Но парень снова умолк.
— Я скажу, — заговорил на своём наречии Одиллис.
Он немного помолчал, и, не услыхав от Крэйвана отказа, продолжил:
— Он всё утро отирался около повозки, — волок ткнул в парня пальцем, окутанным светлой материей. – Допытывался у других воинов про Переход. Спрашивал – почему все спали, спрашивал, не ушёл ли кто во время перехода. Приставал к Аиру с вопросами про сириусов, и каково это – терять всё, что у тебя было.

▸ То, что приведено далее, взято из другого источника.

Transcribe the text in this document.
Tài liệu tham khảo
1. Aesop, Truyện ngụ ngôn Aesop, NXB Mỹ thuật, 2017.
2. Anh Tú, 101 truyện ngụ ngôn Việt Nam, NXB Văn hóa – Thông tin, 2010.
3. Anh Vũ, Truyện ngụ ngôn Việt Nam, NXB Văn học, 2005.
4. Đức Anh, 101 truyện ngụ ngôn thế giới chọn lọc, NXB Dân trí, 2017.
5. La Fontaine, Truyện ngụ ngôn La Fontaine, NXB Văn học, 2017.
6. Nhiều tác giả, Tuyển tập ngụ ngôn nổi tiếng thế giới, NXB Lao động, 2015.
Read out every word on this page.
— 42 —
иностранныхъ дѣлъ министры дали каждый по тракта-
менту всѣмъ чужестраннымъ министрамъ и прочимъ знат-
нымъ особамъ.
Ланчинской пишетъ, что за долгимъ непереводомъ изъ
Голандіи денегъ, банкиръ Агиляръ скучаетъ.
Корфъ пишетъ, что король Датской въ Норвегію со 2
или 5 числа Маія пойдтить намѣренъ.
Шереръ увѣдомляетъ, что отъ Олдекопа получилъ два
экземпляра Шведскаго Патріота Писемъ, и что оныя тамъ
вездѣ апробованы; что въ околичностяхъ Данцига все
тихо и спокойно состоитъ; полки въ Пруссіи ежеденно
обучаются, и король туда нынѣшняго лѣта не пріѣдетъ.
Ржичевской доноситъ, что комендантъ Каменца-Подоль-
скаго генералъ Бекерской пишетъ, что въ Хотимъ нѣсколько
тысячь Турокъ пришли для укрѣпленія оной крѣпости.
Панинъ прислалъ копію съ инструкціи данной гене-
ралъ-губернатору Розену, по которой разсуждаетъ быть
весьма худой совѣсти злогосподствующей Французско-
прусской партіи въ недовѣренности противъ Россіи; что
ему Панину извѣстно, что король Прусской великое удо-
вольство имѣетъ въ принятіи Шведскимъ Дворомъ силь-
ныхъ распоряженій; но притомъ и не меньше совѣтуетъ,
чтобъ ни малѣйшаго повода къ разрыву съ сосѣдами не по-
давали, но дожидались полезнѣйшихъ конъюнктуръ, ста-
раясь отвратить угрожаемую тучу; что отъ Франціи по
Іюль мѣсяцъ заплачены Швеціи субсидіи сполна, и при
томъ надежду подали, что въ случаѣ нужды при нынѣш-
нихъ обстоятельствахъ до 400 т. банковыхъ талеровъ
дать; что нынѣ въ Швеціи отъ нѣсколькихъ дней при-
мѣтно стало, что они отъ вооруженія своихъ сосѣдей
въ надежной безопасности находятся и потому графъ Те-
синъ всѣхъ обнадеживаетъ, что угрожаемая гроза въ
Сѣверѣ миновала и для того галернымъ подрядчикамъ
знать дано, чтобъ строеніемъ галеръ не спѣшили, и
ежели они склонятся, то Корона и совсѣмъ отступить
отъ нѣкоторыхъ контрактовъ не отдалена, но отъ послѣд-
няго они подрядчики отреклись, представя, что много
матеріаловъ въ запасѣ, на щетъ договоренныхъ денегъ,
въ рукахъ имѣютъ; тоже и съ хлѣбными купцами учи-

Крэйван пристально смотрел на парня. Тот был растерян, и прислушивался к голосу волока, пытаясь в непонятной речи уловить хоть что-то. Он оглядывался, озирался, словно загнанный зверёк.
«Это очень больно и страшно – терять всё»!
— Что дальше?
Одиллис не успел ответить, снаружи снова послышалась буря возгласов и выкриков, а через некоторое время в повозку вошёл Вирша. Аир был с ним. Пандиус почти на себе приволок брута.
— Ну, будешь говорить? – Крэйван терял терпение.
Молчание парня убивало всех. И Крэйван не мог понять, почему он молчит? Чего он добивается? Было видно, что парень, Делаш, боится. Но, кого? Брута, которого не ожидал увидеть при разговоре? Крэйвана, потому что понимал, что, солгав, разбойник его не пощадит? Или того, кто надоумил солгать, если он лжёт.